In the Driver’s Seat

In the Driver’s Seat

The mention of Indian Railways conjures up images that embody quintessential characteristics of living and travelling in India.

An exhibition of rare photographs is a tribute to 160 years of the Indian Railways

The mention of Indian Railways conjures up images that embody quintessential characteristics of living and travelling in India. One is accustomed to the blue-clad berths,the ubiquitous pantry service,the classical music radio that crackles periodically with news announcements,and the vocal food vendors at stations. Now,an exhibition in Delhi aims to rekindle the past glory of one of the oldest and biggest enterprises in the country. Organised by the Ministry of Railways,“160 Years of Indian Railways: An exhibition of selected photographs from the archives of Indian Railways”,opens today at the Indira Gandhi National Centre for the Arts.

Over 190 archival photographs map the Indian Railways,from 1853 to now. Much like the prose and literature these locomotives have inspired,and more than being regarded as the carrier of history,the Indian Railways here assumes a personified character,of “a mute spectator to the unfolding historical events”. The photographs,sourced from the Railway Archives,Press Information Bureau and Railway Museums from the 17 zonal offices throughout the country,are categorised into nine sections. They showcase the railways’ evolution,not in a chronological manner but in its character. “The plan is to bring Indian Railways back into people’s mind and consciousness,” says Seema Sharma,Director,Information and Publicity,Indian Railways,who has organised the exhibition.

A section called “Locomotives and Trains” is an ode to never-seen-before models of varied kinds,steam and diesel.
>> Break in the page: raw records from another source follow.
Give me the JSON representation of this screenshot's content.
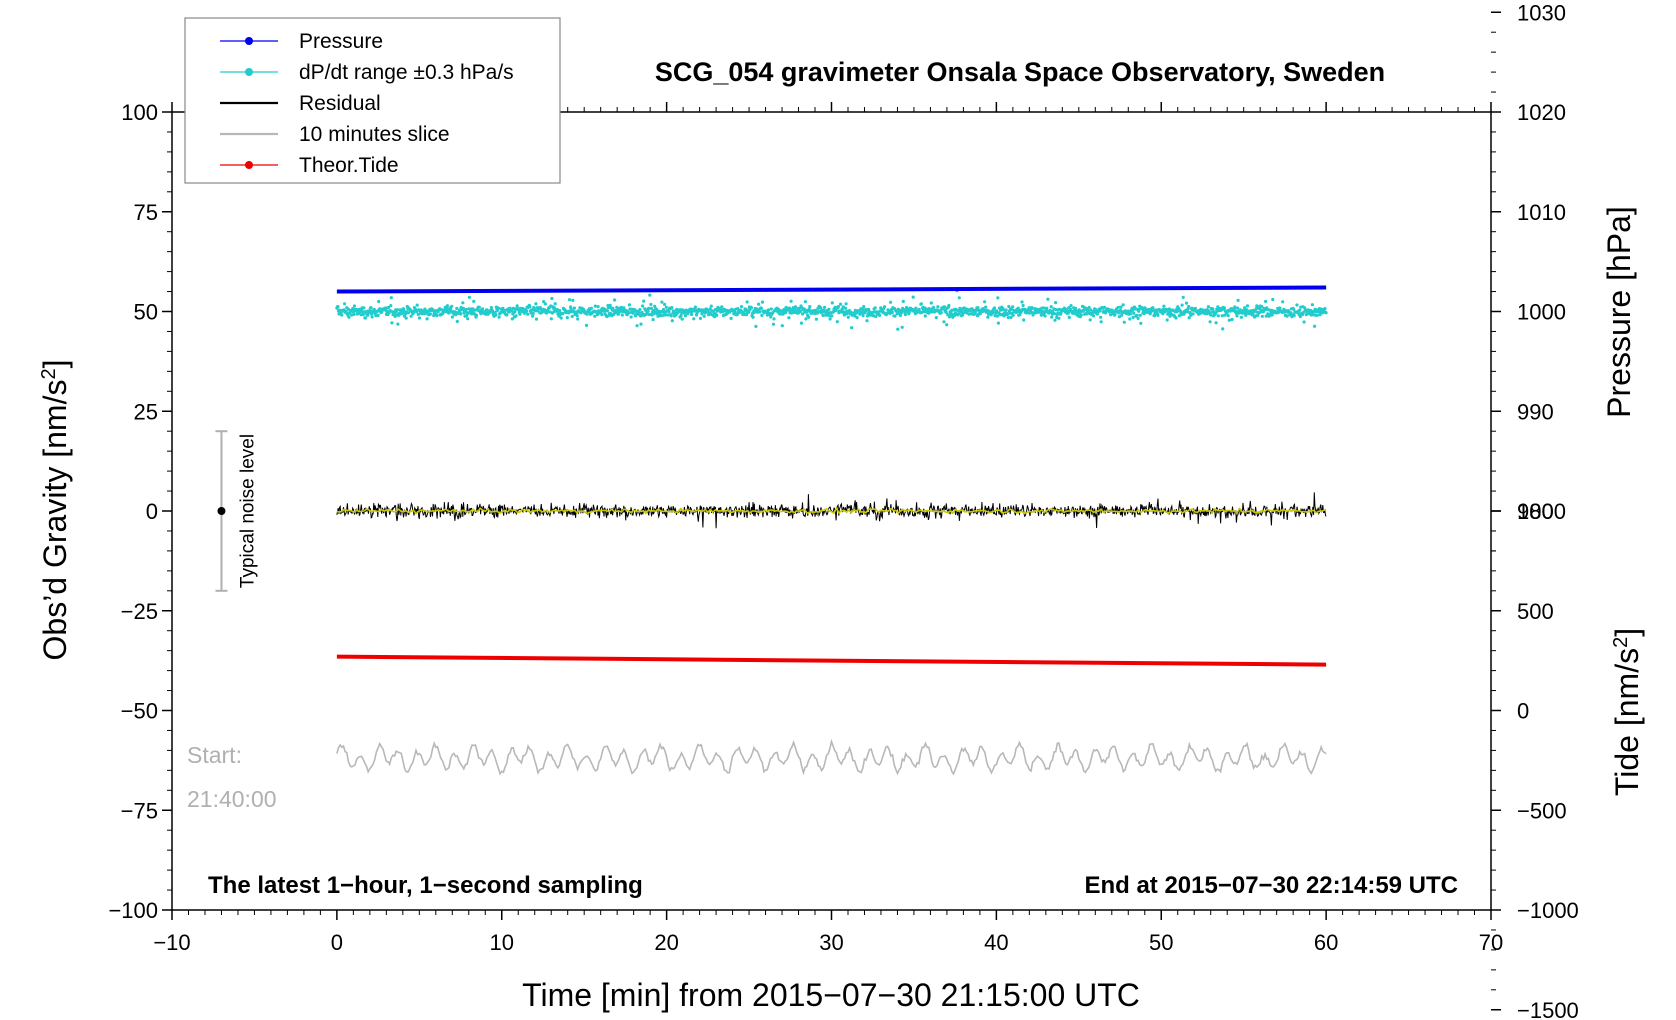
{
  "chart_data": {
    "type": "line",
    "title": "SCG_054 gravimeter Onsala Space Observatory, Sweden",
    "xlabel": "Time [min] from 2015−07−30 21:15:00 UTC",
    "ylabel_left": "Obs’d Gravity [nm/s²]",
    "ylabel_right_top": "Pressure [hPa]",
    "ylabel_right_bottom": "Tide [nm/s²]",
    "xlim": [
      -10,
      70
    ],
    "ylim_left": [
      -100,
      100
    ],
    "x_ticks": [
      "−10",
      "0",
      "10",
      "20",
      "30",
      "40",
      "50",
      "60",
      "70"
    ],
    "x_tick_values": [
      -10,
      0,
      10,
      20,
      30,
      40,
      50,
      60,
      70
    ],
    "y_left_ticks": [
      "100",
      "75",
      "50",
      "25",
      "0",
      "−25",
      "−50",
      "−75",
      "−100"
    ],
    "y_left_tick_values": [
      100,
      75,
      50,
      25,
      0,
      -25,
      -50,
      -75,
      -100
    ],
    "pressure_axis": {
      "ticks": [
        "1030",
        "1020",
        "1010",
        "1000",
        "990",
        "980"
      ],
      "tick_values": [
        1030,
        1020,
        1010,
        1000,
        990,
        980
      ],
      "left_value_at_1000": 50,
      "left_units_per_hPa": 2.5
    },
    "tide_axis": {
      "ticks": [
        "1000",
        "500",
        "0",
        "−500",
        "−1000",
        "−1500"
      ],
      "tick_values": [
        1000,
        500,
        0,
        -500,
        -1000,
        -1500
      ],
      "left_value_at_0": -50,
      "left_units_per_nms2": 0.05
    },
    "legend": {
      "position": "top-left",
      "items": [
        {
          "label": "Pressure",
          "color": "#0000ee",
          "style": "line-dot"
        },
        {
          "label": "dP/dt range ±0.3 hPa/s",
          "color": "#22cccc",
          "style": "line-dot"
        },
        {
          "label": "Residual",
          "color": "#000000",
          "style": "line"
        },
        {
          "label": "10 minutes slice",
          "color": "#b8b8b8",
          "style": "line"
        },
        {
          "label": "Theor.Tide",
          "color": "#ee0000",
          "style": "line-dot"
        }
      ]
    },
    "series": [
      {
        "name": "Pressure",
        "color": "#0000ee",
        "x_range": [
          0,
          60
        ],
        "y_left_range": [
          55.0,
          56.0
        ],
        "pressure_hPa": [
          1002.0,
          1002.4
        ]
      },
      {
        "name": "dP/dt range ±0.3 hPa/s",
        "color": "#22cccc",
        "x_range": [
          0,
          60
        ],
        "y_left_center": 50,
        "y_left_spread": 4
      },
      {
        "name": "Residual",
        "color": "#000000",
        "x_range": [
          0,
          60
        ],
        "y_left_center": 0,
        "y_left_spread": 3
      },
      {
        "name": "Residual (smoothed)",
        "color": "#c8c800",
        "x_range": [
          0,
          60
        ],
        "y_left_center": 0
      },
      {
        "name": "Theor.Tide",
        "color": "#ee0000",
        "x_range": [
          0,
          60
        ],
        "y_left_range": [
          -36.5,
          -38.5
        ],
        "tide_nms2": [
          270,
          230
        ]
      },
      {
        "name": "10 minutes slice",
        "color": "#b8b8b8",
        "x_range": [
          0,
          60
        ],
        "y_left_center": -62,
        "y_left_spread": 4
      }
    ],
    "noise_bar": {
      "label": "Typical noise level",
      "x": -7,
      "y_center": 0,
      "y_low": -20,
      "y_high": 20,
      "color": "#b0b0b0"
    },
    "start_label": [
      "Start:",
      "21:40:00"
    ],
    "footer_left": "The latest 1−hour, 1−second sampling",
    "footer_right": "End at 2015−07−30 22:14:59 UTC"
  }
}
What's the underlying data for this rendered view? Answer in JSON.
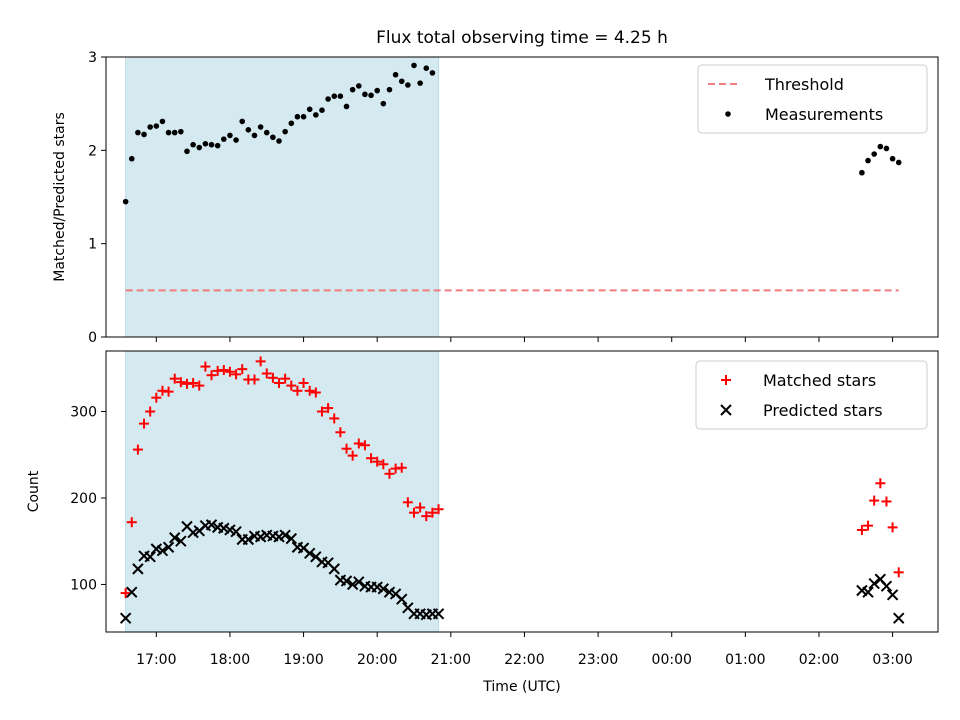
{
  "title": "Flux total observing time = 4.25 h",
  "xlabel": "Time (UTC)",
  "x_ticks": [
    "17:00",
    "18:00",
    "19:00",
    "20:00",
    "21:00",
    "22:00",
    "23:00",
    "00:00",
    "01:00",
    "02:00",
    "03:00"
  ],
  "colors": {
    "shade": "#d4eaf0",
    "threshold": "#f07c7c",
    "measurements": "#000000",
    "matched": "#ff0000",
    "predicted": "#000000"
  },
  "chart_data": [
    {
      "type": "scatter",
      "ylabel": "Matched/Predicted stars",
      "ylim": [
        0,
        3
      ],
      "yticks": [
        "0",
        "1",
        "2",
        "3"
      ],
      "xlim": [
        "16:19",
        "03:37"
      ],
      "shaded_interval": [
        "16:35",
        "20:50"
      ],
      "legend": {
        "placement": "top-right",
        "entries": [
          "Threshold",
          "Measurements"
        ]
      },
      "series": [
        {
          "name": "Threshold",
          "kind": "dashed-line",
          "x": [
            "16:35",
            "03:05"
          ],
          "y": [
            0.5,
            0.5
          ]
        },
        {
          "name": "Measurements",
          "kind": "dots",
          "points": [
            [
              "16:35",
              1.45
            ],
            [
              "16:40",
              1.91
            ],
            [
              "16:45",
              2.19
            ],
            [
              "16:50",
              2.17
            ],
            [
              "16:55",
              2.25
            ],
            [
              "17:00",
              2.26
            ],
            [
              "17:05",
              2.31
            ],
            [
              "17:10",
              2.19
            ],
            [
              "17:15",
              2.19
            ],
            [
              "17:20",
              2.2
            ],
            [
              "17:25",
              1.99
            ],
            [
              "17:30",
              2.06
            ],
            [
              "17:35",
              2.03
            ],
            [
              "17:40",
              2.07
            ],
            [
              "17:45",
              2.06
            ],
            [
              "17:50",
              2.05
            ],
            [
              "17:55",
              2.12
            ],
            [
              "18:00",
              2.16
            ],
            [
              "18:05",
              2.11
            ],
            [
              "18:10",
              2.31
            ],
            [
              "18:15",
              2.22
            ],
            [
              "18:20",
              2.16
            ],
            [
              "18:25",
              2.25
            ],
            [
              "18:30",
              2.19
            ],
            [
              "18:35",
              2.14
            ],
            [
              "18:40",
              2.1
            ],
            [
              "18:45",
              2.2
            ],
            [
              "18:50",
              2.29
            ],
            [
              "18:55",
              2.36
            ],
            [
              "19:00",
              2.36
            ],
            [
              "19:05",
              2.44
            ],
            [
              "19:10",
              2.38
            ],
            [
              "19:15",
              2.43
            ],
            [
              "19:20",
              2.55
            ],
            [
              "19:25",
              2.58
            ],
            [
              "19:30",
              2.58
            ],
            [
              "19:35",
              2.47
            ],
            [
              "19:40",
              2.65
            ],
            [
              "19:45",
              2.69
            ],
            [
              "19:50",
              2.6
            ],
            [
              "19:55",
              2.59
            ],
            [
              "20:00",
              2.64
            ],
            [
              "20:05",
              2.5
            ],
            [
              "20:10",
              2.65
            ],
            [
              "20:15",
              2.81
            ],
            [
              "20:20",
              2.74
            ],
            [
              "20:25",
              2.7
            ],
            [
              "20:30",
              2.91
            ],
            [
              "20:35",
              2.72
            ],
            [
              "20:40",
              2.88
            ],
            [
              "20:45",
              2.83
            ],
            [
              "02:35",
              1.76
            ],
            [
              "02:40",
              1.89
            ],
            [
              "02:45",
              1.96
            ],
            [
              "02:50",
              2.04
            ],
            [
              "02:55",
              2.02
            ],
            [
              "03:00",
              1.91
            ],
            [
              "03:05",
              1.87
            ]
          ]
        }
      ]
    },
    {
      "type": "scatter",
      "ylabel": "Count",
      "ylim": [
        45,
        370
      ],
      "yticks": [
        "100",
        "200",
        "300"
      ],
      "xlim": [
        "16:19",
        "03:37"
      ],
      "shaded_interval": [
        "16:35",
        "20:50"
      ],
      "legend": {
        "placement": "top-right",
        "entries": [
          "Matched stars",
          "Predicted stars"
        ]
      },
      "series": [
        {
          "name": "Matched stars",
          "marker": "+",
          "points": [
            [
              "16:35",
              90
            ],
            [
              "16:40",
              172
            ],
            [
              "16:45",
              256
            ],
            [
              "16:50",
              286
            ],
            [
              "16:55",
              300
            ],
            [
              "17:00",
              316
            ],
            [
              "17:05",
              324
            ],
            [
              "17:10",
              323
            ],
            [
              "17:15",
              338
            ],
            [
              "17:20",
              334
            ],
            [
              "17:25",
              332
            ],
            [
              "17:30",
              333
            ],
            [
              "17:35",
              330
            ],
            [
              "17:40",
              352
            ],
            [
              "17:45",
              342
            ],
            [
              "17:50",
              347
            ],
            [
              "17:55",
              348
            ],
            [
              "18:00",
              346
            ],
            [
              "18:05",
              343
            ],
            [
              "18:10",
              349
            ],
            [
              "18:15",
              337
            ],
            [
              "18:20",
              337
            ],
            [
              "18:25",
              358
            ],
            [
              "18:30",
              344
            ],
            [
              "18:35",
              339
            ],
            [
              "18:40",
              333
            ],
            [
              "18:45",
              338
            ],
            [
              "18:50",
              330
            ],
            [
              "18:55",
              324
            ],
            [
              "19:00",
              333
            ],
            [
              "19:05",
              324
            ],
            [
              "19:10",
              322
            ],
            [
              "19:15",
              300
            ],
            [
              "19:20",
              304
            ],
            [
              "19:25",
              292
            ],
            [
              "19:30",
              276
            ],
            [
              "19:35",
              257
            ],
            [
              "19:40",
              249
            ],
            [
              "19:45",
              263
            ],
            [
              "19:50",
              261
            ],
            [
              "19:55",
              246
            ],
            [
              "20:00",
              242
            ],
            [
              "20:05",
              239
            ],
            [
              "20:10",
              228
            ],
            [
              "20:15",
              234
            ],
            [
              "20:20",
              235
            ],
            [
              "20:25",
              195
            ],
            [
              "20:30",
              183
            ],
            [
              "20:35",
              189
            ],
            [
              "20:40",
              179
            ],
            [
              "20:45",
              183
            ],
            [
              "20:50",
              187
            ],
            [
              "02:35",
              163
            ],
            [
              "02:40",
              168
            ],
            [
              "02:45",
              197
            ],
            [
              "02:50",
              217
            ],
            [
              "02:55",
              196
            ],
            [
              "03:00",
              166
            ],
            [
              "03:05",
              114
            ]
          ]
        },
        {
          "name": "Predicted stars",
          "marker": "x",
          "points": [
            [
              "16:35",
              61
            ],
            [
              "16:40",
              91
            ],
            [
              "16:45",
              118
            ],
            [
              "16:50",
              133
            ],
            [
              "16:55",
              132
            ],
            [
              "17:00",
              141
            ],
            [
              "17:05",
              139
            ],
            [
              "17:10",
              143
            ],
            [
              "17:15",
              154
            ],
            [
              "17:20",
              150
            ],
            [
              "17:25",
              167
            ],
            [
              "17:30",
              160
            ],
            [
              "17:35",
              162
            ],
            [
              "17:40",
              168
            ],
            [
              "17:45",
              169
            ],
            [
              "17:50",
              166
            ],
            [
              "17:55",
              165
            ],
            [
              "18:00",
              163
            ],
            [
              "18:05",
              161
            ],
            [
              "18:10",
              152
            ],
            [
              "18:15",
              152
            ],
            [
              "18:20",
              156
            ],
            [
              "18:25",
              155
            ],
            [
              "18:30",
              157
            ],
            [
              "18:35",
              156
            ],
            [
              "18:40",
              155
            ],
            [
              "18:45",
              157
            ],
            [
              "18:50",
              153
            ],
            [
              "18:55",
              143
            ],
            [
              "19:00",
              142
            ],
            [
              "19:05",
              136
            ],
            [
              "19:10",
              132
            ],
            [
              "19:15",
              126
            ],
            [
              "19:20",
              125
            ],
            [
              "19:25",
              118
            ],
            [
              "19:30",
              105
            ],
            [
              "19:35",
              104
            ],
            [
              "19:40",
              100
            ],
            [
              "19:45",
              103
            ],
            [
              "19:50",
              98
            ],
            [
              "19:55",
              97
            ],
            [
              "20:00",
              97
            ],
            [
              "20:05",
              95
            ],
            [
              "20:10",
              91
            ],
            [
              "20:15",
              89
            ],
            [
              "20:20",
              83
            ],
            [
              "20:25",
              73
            ],
            [
              "20:30",
              66
            ],
            [
              "20:35",
              66
            ],
            [
              "20:40",
              65
            ],
            [
              "20:45",
              66
            ],
            [
              "20:50",
              66
            ],
            [
              "02:35",
              93
            ],
            [
              "02:40",
              91
            ],
            [
              "02:45",
              101
            ],
            [
              "02:50",
              106
            ],
            [
              "02:55",
              98
            ],
            [
              "03:00",
              88
            ],
            [
              "03:05",
              61
            ]
          ]
        }
      ]
    }
  ]
}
While one photograph is of a steam engine train bearing an Ashoka Chakra,another shows the engine decorated with British flags. The “Personalities” section shows leaders such as Jawaharlal Nehru,Mahatma Gandhi and Lal Bahadur Shastri engaging with the railways.


Through the “Station Architecture” section,one witnesses station “sheds” during the East India Company. It was after the First War of Independence in 1857 when the British took over and stations became grand representations of power. “The Rajputana stations looked like fortresses. Hyderabad’s station reflected the Nizam’s architectural taste,and the Morbi station sees the Saurashtra-type architecture,” says Sharma.

The concluding section is dedicated to the workmen in the railways,now at its strongest with over 14 lakh employees. The archival photographs depict railways staff carrying out their roles — be it the caterer donning his old uniform from the British days,or a station guard lighting a lamp,a regal figure in uniform. “The photographs reflect simpler times,” says Sharma,who took six months to select the collection. The exhibition will travel to Mumbai,Kolkata,Sikandrabad,Allahabad,Bangalore and Chennai.